We investigated the usefullness and problems of arterial administration of lymphokine activated killer (LAK) cells in combination with systemic IL-2 in the treatment of metastatic renal cell carcinoma (RCC). Ten nephrectomized patients with extrapulmonary and/or nonresectable metastases were treated with arterial infusions of LAK cells and systemic rIL-2 (5 x 10(5) IU twice a day) for 1-12 weeks. Leukapheresis was carried out once or twice a week, and two LAK cell populations generated from two gravity subtypes of peripheral blood lymphocytes were administered separately. Five of 15 metastases treated showed appreciable regression of metastatic sites including bone, muscle and lymph nodes. Two of 15 showed a minor response. Local pain due to metastasis was relieved or disappeared in 6 patients.
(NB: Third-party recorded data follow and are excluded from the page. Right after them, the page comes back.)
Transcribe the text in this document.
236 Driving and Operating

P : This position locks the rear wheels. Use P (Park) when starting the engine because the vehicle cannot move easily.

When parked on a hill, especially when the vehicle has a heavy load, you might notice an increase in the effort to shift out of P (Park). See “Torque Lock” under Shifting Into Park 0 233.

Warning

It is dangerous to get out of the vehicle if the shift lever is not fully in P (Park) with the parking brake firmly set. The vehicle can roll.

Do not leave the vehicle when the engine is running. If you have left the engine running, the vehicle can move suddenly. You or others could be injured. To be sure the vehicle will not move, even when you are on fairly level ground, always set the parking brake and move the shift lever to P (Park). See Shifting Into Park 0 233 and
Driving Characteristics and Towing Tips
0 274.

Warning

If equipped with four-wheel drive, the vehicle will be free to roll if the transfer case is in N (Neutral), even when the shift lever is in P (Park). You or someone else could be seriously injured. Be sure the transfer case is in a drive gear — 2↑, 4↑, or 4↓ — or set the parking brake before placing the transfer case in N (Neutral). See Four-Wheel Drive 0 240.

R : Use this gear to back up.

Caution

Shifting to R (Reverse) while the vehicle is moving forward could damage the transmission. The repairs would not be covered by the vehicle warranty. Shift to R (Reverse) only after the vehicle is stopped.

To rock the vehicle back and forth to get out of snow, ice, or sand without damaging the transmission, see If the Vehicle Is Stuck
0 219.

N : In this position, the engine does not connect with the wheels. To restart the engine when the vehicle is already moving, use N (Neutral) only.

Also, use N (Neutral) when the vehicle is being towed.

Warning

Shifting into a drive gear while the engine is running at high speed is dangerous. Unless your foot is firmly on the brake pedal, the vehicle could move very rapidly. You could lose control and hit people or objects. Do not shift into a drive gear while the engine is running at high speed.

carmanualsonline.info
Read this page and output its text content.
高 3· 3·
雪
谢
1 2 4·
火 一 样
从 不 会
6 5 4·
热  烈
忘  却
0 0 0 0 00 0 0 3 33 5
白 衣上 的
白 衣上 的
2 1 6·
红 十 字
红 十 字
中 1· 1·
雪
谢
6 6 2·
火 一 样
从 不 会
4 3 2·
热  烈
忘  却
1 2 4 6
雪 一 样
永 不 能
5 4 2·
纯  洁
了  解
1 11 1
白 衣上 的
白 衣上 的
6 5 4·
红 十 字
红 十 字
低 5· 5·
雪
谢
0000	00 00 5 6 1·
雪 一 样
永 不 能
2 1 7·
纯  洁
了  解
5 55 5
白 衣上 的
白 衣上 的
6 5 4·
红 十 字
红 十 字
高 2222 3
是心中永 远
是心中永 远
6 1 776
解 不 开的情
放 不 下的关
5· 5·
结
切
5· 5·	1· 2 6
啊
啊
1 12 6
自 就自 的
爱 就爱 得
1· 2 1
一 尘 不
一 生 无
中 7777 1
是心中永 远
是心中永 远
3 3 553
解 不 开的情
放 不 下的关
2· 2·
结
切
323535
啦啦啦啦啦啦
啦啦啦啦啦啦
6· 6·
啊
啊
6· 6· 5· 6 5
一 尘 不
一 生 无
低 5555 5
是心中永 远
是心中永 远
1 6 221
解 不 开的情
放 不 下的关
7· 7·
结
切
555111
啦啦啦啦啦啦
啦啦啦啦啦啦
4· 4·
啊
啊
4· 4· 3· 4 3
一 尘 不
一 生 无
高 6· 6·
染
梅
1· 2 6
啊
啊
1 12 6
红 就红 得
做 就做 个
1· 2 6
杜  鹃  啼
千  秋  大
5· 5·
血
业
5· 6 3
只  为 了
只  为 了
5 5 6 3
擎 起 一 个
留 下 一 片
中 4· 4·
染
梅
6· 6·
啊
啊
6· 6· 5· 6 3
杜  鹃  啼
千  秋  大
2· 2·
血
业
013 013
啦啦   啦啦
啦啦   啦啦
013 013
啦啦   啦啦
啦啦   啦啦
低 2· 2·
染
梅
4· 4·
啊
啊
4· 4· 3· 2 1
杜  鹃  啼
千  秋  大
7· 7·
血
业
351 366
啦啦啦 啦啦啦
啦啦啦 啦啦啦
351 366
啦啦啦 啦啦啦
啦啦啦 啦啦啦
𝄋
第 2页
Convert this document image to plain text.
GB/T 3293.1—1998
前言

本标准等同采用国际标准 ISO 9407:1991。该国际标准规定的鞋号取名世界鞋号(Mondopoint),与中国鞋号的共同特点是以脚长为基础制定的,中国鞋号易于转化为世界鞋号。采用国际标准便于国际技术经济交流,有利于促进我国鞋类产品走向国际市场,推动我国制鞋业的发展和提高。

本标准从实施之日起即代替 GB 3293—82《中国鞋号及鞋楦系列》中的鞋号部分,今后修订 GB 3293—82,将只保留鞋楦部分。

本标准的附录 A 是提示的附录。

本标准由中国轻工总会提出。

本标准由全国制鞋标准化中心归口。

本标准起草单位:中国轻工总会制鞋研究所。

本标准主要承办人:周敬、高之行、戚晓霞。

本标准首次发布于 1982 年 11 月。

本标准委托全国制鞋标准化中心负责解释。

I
There was no correlation between the response of the patients and the number of LAK cells used. The 24- and 56-month survival rate was 50 and 25%, respectively. No serious side effects were experienced during treatment. We conclude that regional arterial administration of LAK cells in combination with a low dose of IL-2 is worthwhile as an alternative treatment modality to conventional therapy for a selected group of patients with advanced RCC.